Superintendent Duran, who has held the top post at Trenton Public Schools since July 2012, announced that he was leaving immediately to take over as chief academic officer at Fairfax County Schools in Virginia, a huge district with 188,545 students across 196 schools. 

The Star Ledger reports that Duran's departure came as "a surprise to many," although he's been looking for other employment. (He narrowly missed being appointed last year as head of Anne Arundel schools in Maryland.) Also, Duran's contract expired with the Trenton School Board last June and the two parties had yet to come to terms.

L.A. Parker at the Trentonian, no Duran fan, describes the news as "unexpected, but welcomed," which may "offer new headaches for Trenton school board members and Trenton Mayor Eric Jackson" but "may serve as the city’s big break. Scratch that. Make that huge break." He continues,
While Trenton enjoys redevelopment the future of this city tethers to education. Durán leaving should allow Jackson to build a platform for revitalization of a Trenton school system, one of several state urban areas that bottom feeds on graduation lists and classroom success. 
A Department of Education Taxpayers Guide to Education Spending report showed that Trenton spends $23,181 per student, almost $4,000 more than the state average. Trenton ranked 333rd in one student performance report, just six spots away from being the worst. 

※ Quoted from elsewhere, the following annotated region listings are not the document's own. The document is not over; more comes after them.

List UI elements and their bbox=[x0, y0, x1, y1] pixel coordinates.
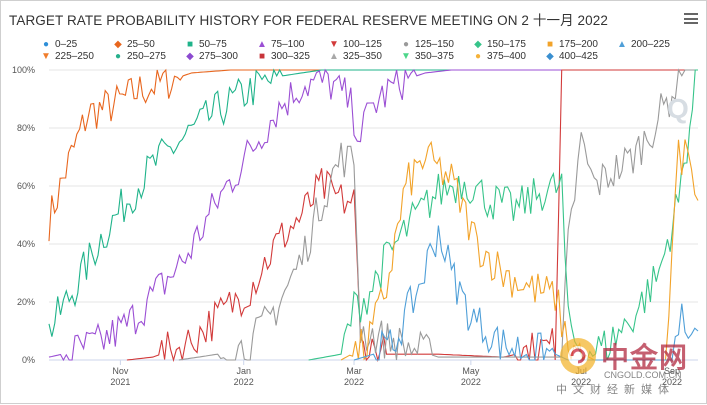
legend-label: 150–175 bbox=[487, 39, 526, 50]
cngold-watermark: 中金网 CNGOLD.COM.CN 中文财经新媒体 bbox=[556, 336, 706, 401]
legend-item-2[interactable]: ■ 50–75 bbox=[185, 39, 227, 50]
legend-item-12[interactable]: ■ 300–325 bbox=[257, 51, 310, 62]
legend-label: 325–350 bbox=[343, 51, 382, 62]
x-tick-year: 2022 bbox=[662, 377, 682, 387]
x-tick-year: 2022 bbox=[344, 377, 364, 387]
legend-marker-icon: ▼ bbox=[401, 51, 411, 62]
watermark-tagline: 中文财经新媒体 bbox=[556, 384, 675, 396]
legend-label: 250–275 bbox=[127, 51, 166, 62]
x-tick-month: Jan bbox=[236, 366, 251, 376]
legend-label: 275–300 bbox=[199, 51, 238, 62]
legend-label: 350–375 bbox=[415, 51, 454, 62]
y-tick-label: 80% bbox=[17, 123, 35, 133]
series-line-2 bbox=[48, 68, 698, 337]
legend-item-9[interactable]: ▼ 225–250 bbox=[41, 51, 94, 62]
legend-item-0[interactable]: ● 0–25 bbox=[41, 39, 77, 50]
x-tick-month: Nov bbox=[112, 366, 129, 376]
legend-label: 225–250 bbox=[55, 51, 94, 62]
legend-marker-icon: ● bbox=[474, 51, 482, 62]
legend-item-6[interactable]: ◆ 150–175 bbox=[473, 39, 526, 50]
legend-marker-icon: ◆ bbox=[474, 39, 482, 50]
legend-item-3[interactable]: ▲ 75–100 bbox=[257, 39, 304, 50]
legend-item-11[interactable]: ◆ 275–300 bbox=[185, 51, 238, 62]
legend-marker-icon: ◆ bbox=[114, 39, 122, 50]
legend-item-15[interactable]: ● 375–400 bbox=[473, 51, 526, 62]
watermark-brand: 中金网 bbox=[601, 341, 689, 374]
legend-item-14[interactable]: ▼ 350–375 bbox=[401, 51, 454, 62]
chart-title: TARGET RATE PROBABILITY HISTORY FOR FEDE… bbox=[9, 13, 608, 28]
x-tick-year: 2021 bbox=[110, 377, 130, 387]
legend-marker-icon: ■ bbox=[186, 39, 194, 50]
legend-item-16[interactable]: ◆ 400–425 bbox=[545, 51, 598, 62]
hamburger-menu-icon[interactable] bbox=[684, 13, 698, 24]
watermark-site: CNGOLD.COM.CN bbox=[604, 370, 682, 380]
legend-marker-icon: ▼ bbox=[41, 51, 51, 62]
legend-item-5[interactable]: ● 125–150 bbox=[401, 39, 454, 50]
legend-marker-icon: ▲ bbox=[617, 39, 627, 50]
x-tick-year: 2022 bbox=[234, 377, 254, 387]
legend-item-10[interactable]: ● 250–275 bbox=[113, 51, 166, 62]
y-tick-label: 60% bbox=[17, 181, 35, 191]
legend-label: 75–100 bbox=[271, 39, 305, 50]
x-tick-month: Sep bbox=[664, 366, 680, 376]
series-line-8 bbox=[353, 225, 699, 361]
legend-marker-icon: ● bbox=[42, 39, 50, 50]
series-line-1 bbox=[48, 68, 698, 242]
legend-label: 175–200 bbox=[559, 39, 598, 50]
legend-marker-icon: ● bbox=[402, 39, 410, 50]
legend-marker-icon: ■ bbox=[546, 39, 554, 50]
legend-marker-icon: ◆ bbox=[186, 51, 194, 62]
legend-item-7[interactable]: ■ 175–200 bbox=[545, 39, 598, 50]
x-tick-year: 2022 bbox=[571, 377, 591, 387]
legend-label: 25–50 bbox=[127, 39, 155, 50]
y-tick-label: 0% bbox=[22, 355, 35, 365]
legend-item-4[interactable]: ▼ 100–125 bbox=[329, 39, 382, 50]
y-tick-label: 20% bbox=[17, 297, 35, 307]
legend-item-13[interactable]: ▲ 325–350 bbox=[329, 51, 382, 62]
legend-label: 125–150 bbox=[415, 39, 454, 50]
legend-label: 400–425 bbox=[559, 51, 598, 62]
series-line-6 bbox=[308, 69, 698, 361]
y-tick-label: 100% bbox=[12, 65, 35, 75]
series-line-7 bbox=[340, 139, 699, 362]
legend-marker-icon: ● bbox=[114, 51, 122, 62]
legend-marker-icon: ▲ bbox=[257, 39, 267, 50]
series-line-5 bbox=[178, 68, 698, 361]
legend-label: 100–125 bbox=[343, 39, 382, 50]
corner-watermark: Q bbox=[667, 93, 689, 124]
x-tick-year: 2022 bbox=[461, 377, 481, 387]
legend-label: 300–325 bbox=[271, 51, 310, 62]
legend-label: 50–75 bbox=[199, 39, 227, 50]
y-tick-label: 40% bbox=[17, 239, 35, 249]
legend-marker-icon: ◆ bbox=[546, 51, 554, 62]
cngold-logo-icon bbox=[560, 338, 596, 374]
legend-marker-icon: ■ bbox=[258, 51, 266, 62]
legend-marker-icon: ▼ bbox=[329, 39, 339, 50]
legend-label: 375–400 bbox=[487, 51, 526, 62]
legend-item-1[interactable]: ◆ 25–50 bbox=[113, 39, 155, 50]
legend-label: 200–225 bbox=[631, 39, 670, 50]
x-tick-month: Mar bbox=[346, 366, 362, 376]
legend-label: 0–25 bbox=[55, 39, 78, 50]
legend-marker-icon: ▲ bbox=[329, 51, 339, 62]
legend-item-8[interactable]: ▲ 200–225 bbox=[617, 39, 670, 50]
x-tick-month: May bbox=[462, 366, 480, 376]
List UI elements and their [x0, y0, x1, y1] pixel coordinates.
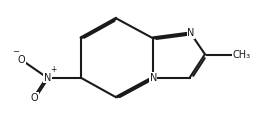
- Text: −: −: [12, 48, 19, 57]
- Text: N: N: [150, 73, 157, 83]
- Text: O: O: [31, 93, 38, 103]
- Text: CH₃: CH₃: [232, 50, 250, 60]
- Text: N: N: [44, 73, 51, 83]
- Text: N: N: [187, 28, 194, 38]
- Text: +: +: [51, 65, 57, 74]
- Text: O: O: [18, 55, 26, 65]
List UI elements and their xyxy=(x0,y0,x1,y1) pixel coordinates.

If taxpayers receive such minimal bang for their bucks then an education revolution sounds perfect. If a ninth grade student receives $100,000 worth of learning before graduation, one should expect that he/she could spell, read and write like Charles Dickens. 
Trenton public schools need an education summit and game plan for the next decade. Instead, public education leaders scream foul play as charter schools continually outperform public school. 
Seriously, if a charter school such as Foundation Academies achieves success that includes all high school graduates heading off to college, then public school educators should be forced to drink whatever magical lemonade is being distributed to faculty and student body members.